Life insurance quickly grew from being an occasional luxury policy of the rich to a necessity in every family—something that could not be said for auto insurance. It was offered as a benefit by employers and provided by unions. In the 1900s inexpensive burial policies became very popular with door-to-door salesmen selling them and collecting the premiums.

Life Insurance — Today 

Now life insurance has become as sleek and modern as the latest Apple gadget. Insurance premiums can be taken directly out of your bank account without you having to write a check and policies can be purchased online and issued electronically—without a piece of paper touching your fingertips. 
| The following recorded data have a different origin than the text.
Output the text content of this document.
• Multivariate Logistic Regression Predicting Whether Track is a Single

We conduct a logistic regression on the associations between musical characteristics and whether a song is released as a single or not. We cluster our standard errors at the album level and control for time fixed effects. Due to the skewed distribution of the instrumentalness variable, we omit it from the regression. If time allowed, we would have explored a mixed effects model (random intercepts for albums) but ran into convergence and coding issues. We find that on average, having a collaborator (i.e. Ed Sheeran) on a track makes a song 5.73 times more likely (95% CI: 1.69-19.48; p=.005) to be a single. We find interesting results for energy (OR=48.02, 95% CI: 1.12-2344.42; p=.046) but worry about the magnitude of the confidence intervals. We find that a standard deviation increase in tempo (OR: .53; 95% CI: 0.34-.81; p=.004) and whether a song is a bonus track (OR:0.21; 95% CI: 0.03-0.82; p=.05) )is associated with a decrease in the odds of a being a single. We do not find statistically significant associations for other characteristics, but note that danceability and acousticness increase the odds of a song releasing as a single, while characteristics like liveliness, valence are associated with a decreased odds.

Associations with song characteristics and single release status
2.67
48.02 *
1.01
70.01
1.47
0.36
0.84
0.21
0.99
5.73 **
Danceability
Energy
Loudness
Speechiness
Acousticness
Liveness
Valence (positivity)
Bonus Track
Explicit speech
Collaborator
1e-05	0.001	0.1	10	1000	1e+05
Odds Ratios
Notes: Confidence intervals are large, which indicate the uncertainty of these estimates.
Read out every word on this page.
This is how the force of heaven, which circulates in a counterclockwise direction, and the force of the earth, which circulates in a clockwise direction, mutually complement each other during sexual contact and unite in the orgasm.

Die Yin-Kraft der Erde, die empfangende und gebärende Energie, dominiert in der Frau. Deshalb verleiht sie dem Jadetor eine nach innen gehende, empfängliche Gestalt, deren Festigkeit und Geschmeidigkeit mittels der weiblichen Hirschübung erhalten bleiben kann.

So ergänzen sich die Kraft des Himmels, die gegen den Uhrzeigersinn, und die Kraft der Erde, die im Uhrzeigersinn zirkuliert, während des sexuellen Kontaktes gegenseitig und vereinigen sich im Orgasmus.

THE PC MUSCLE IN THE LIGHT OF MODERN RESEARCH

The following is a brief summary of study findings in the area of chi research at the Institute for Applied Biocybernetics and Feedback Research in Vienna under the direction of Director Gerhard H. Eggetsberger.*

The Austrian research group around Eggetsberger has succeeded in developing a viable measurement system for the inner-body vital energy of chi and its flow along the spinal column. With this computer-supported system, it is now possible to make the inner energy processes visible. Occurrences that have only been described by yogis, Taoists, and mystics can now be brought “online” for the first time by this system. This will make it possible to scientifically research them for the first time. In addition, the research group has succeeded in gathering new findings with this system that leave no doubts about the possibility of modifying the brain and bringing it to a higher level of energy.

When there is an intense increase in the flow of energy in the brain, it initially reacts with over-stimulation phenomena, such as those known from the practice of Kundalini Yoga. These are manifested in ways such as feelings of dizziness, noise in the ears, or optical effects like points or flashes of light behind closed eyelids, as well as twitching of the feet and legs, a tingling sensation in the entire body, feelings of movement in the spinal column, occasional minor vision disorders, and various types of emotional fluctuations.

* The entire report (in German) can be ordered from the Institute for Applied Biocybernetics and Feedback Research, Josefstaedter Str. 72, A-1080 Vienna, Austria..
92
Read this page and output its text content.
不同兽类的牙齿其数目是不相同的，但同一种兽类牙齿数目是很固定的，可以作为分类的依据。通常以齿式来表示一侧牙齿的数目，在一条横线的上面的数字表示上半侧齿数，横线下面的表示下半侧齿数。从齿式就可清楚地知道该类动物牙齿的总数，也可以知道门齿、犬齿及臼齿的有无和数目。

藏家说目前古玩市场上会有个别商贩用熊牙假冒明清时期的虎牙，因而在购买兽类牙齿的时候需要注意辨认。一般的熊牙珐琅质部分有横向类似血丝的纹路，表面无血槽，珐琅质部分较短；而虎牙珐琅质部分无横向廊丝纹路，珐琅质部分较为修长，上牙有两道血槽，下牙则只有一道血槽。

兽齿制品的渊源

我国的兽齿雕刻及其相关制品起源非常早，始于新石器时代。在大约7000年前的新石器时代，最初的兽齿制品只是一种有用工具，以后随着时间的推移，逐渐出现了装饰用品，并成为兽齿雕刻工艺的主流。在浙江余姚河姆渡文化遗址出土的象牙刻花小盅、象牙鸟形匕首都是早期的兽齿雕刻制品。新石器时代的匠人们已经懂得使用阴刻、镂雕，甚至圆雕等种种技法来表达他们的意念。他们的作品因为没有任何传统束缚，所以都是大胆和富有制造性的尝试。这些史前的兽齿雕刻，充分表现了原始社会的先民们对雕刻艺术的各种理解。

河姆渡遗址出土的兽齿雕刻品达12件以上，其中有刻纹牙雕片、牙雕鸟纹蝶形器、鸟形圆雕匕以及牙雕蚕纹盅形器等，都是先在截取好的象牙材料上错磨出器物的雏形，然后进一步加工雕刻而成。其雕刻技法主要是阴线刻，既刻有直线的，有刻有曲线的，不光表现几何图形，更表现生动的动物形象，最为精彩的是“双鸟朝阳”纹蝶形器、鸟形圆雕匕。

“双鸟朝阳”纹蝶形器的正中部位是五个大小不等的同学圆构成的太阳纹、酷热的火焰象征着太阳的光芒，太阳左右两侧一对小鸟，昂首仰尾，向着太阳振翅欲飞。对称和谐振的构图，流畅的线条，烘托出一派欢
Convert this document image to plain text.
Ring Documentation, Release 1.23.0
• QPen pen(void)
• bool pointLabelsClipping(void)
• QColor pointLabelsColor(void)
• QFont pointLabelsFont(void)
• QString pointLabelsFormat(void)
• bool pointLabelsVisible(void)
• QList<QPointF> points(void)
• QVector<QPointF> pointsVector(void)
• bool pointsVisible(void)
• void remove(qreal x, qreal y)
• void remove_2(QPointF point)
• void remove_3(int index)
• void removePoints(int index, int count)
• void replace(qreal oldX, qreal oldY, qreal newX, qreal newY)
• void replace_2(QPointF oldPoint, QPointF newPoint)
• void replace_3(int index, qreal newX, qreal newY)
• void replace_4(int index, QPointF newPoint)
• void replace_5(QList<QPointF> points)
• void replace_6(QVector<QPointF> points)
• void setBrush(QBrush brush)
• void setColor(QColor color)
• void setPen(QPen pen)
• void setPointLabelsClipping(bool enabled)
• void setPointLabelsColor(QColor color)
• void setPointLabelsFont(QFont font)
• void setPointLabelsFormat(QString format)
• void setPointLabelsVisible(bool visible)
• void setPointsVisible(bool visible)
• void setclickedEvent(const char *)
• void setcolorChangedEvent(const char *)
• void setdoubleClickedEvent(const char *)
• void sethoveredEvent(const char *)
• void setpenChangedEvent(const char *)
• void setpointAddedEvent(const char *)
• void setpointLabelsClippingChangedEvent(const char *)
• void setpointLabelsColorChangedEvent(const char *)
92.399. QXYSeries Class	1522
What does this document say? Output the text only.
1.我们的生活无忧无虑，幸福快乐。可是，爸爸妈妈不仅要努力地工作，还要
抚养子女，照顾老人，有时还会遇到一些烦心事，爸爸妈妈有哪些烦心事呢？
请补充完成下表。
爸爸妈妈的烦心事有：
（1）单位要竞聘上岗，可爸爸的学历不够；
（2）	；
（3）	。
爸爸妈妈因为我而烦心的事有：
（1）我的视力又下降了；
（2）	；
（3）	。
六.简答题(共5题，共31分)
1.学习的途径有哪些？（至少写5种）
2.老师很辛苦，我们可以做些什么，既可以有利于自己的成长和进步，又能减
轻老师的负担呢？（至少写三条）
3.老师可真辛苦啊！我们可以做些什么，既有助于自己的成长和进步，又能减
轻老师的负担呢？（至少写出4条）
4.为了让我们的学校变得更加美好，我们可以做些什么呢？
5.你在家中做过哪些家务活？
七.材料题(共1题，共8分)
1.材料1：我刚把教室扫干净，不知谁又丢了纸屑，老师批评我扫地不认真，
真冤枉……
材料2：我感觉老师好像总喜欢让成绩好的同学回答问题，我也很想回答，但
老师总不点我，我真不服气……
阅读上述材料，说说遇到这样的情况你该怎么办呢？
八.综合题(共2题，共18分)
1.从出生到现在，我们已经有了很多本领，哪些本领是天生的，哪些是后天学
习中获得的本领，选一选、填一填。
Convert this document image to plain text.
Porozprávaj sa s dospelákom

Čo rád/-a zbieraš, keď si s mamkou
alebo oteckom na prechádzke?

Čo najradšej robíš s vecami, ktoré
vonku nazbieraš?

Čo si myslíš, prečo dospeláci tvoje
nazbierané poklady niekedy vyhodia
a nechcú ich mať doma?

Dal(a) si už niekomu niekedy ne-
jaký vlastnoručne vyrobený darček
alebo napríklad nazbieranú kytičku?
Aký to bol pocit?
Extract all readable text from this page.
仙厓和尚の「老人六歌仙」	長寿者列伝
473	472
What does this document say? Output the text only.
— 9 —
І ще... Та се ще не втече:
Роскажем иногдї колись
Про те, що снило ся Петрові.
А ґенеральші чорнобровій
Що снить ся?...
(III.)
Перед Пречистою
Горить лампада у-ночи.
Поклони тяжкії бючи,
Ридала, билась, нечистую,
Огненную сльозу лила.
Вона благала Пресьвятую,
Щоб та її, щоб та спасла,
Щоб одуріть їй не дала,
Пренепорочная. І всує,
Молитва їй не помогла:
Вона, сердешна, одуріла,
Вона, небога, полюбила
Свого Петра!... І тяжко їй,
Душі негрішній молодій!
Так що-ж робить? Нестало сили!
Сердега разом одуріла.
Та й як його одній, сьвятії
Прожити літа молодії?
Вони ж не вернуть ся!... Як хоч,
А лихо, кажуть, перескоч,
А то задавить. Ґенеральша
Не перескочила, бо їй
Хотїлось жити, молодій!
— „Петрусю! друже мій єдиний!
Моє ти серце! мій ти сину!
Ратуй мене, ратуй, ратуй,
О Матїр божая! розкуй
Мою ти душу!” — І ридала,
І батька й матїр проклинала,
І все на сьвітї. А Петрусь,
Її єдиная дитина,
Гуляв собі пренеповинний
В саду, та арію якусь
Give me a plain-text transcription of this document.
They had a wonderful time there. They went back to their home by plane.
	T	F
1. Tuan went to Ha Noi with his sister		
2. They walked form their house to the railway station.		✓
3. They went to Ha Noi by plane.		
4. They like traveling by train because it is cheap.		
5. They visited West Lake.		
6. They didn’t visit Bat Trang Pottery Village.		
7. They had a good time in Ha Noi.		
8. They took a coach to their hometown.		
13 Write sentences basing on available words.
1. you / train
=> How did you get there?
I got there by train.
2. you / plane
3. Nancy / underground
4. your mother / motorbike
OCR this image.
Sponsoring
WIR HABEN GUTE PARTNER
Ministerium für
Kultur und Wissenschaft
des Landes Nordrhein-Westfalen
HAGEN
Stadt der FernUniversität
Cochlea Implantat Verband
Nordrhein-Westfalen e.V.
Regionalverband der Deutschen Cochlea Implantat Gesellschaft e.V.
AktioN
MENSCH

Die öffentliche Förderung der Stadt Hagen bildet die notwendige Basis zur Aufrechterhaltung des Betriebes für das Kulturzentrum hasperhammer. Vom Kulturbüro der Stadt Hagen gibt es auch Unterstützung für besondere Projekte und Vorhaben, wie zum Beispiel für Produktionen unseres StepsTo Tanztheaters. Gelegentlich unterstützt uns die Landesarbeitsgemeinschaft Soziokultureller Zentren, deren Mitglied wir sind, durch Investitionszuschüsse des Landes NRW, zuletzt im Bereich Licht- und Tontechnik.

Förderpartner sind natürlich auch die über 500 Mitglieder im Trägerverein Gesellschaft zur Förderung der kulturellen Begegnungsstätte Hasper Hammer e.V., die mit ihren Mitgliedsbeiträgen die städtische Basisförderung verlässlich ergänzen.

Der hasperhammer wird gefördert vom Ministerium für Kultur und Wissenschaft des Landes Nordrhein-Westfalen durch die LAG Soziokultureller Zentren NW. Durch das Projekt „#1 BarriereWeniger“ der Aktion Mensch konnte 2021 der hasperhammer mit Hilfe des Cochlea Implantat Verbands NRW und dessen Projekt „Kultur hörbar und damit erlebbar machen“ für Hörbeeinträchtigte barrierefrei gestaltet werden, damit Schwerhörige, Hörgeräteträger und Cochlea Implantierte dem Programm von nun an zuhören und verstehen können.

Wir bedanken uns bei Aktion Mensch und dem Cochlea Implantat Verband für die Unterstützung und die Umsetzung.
Even the benefit itself has changed. While life insurance’s main attraction is still its death benefit, there are many other benefits you can add on in the form of insurance riders. These include additional death benefits for spouses and children, accelerated benefits that allow you to access your funds after you are diagnosed with a terminal illness, and accidental death benefits that double your death benefit should you die in an accident.

Life insurance policies are more frequently being considered investments that are to be considered in a family’s net worth. Their cash value accrual methods range from simple, fixed growth to variable growth that relies on the movement of the stock market to help your accumulation along. 

No matter what you need your life insurance policy for or what benefits and riders you decide to take advantage of, it is a vital part of your family’s financial future. What was once merely a tool to help bury individuals and provide menial support to grieving widows has become a sophisticated tool to preserve wealth, as well as a utilitarian product to ensure a way of life.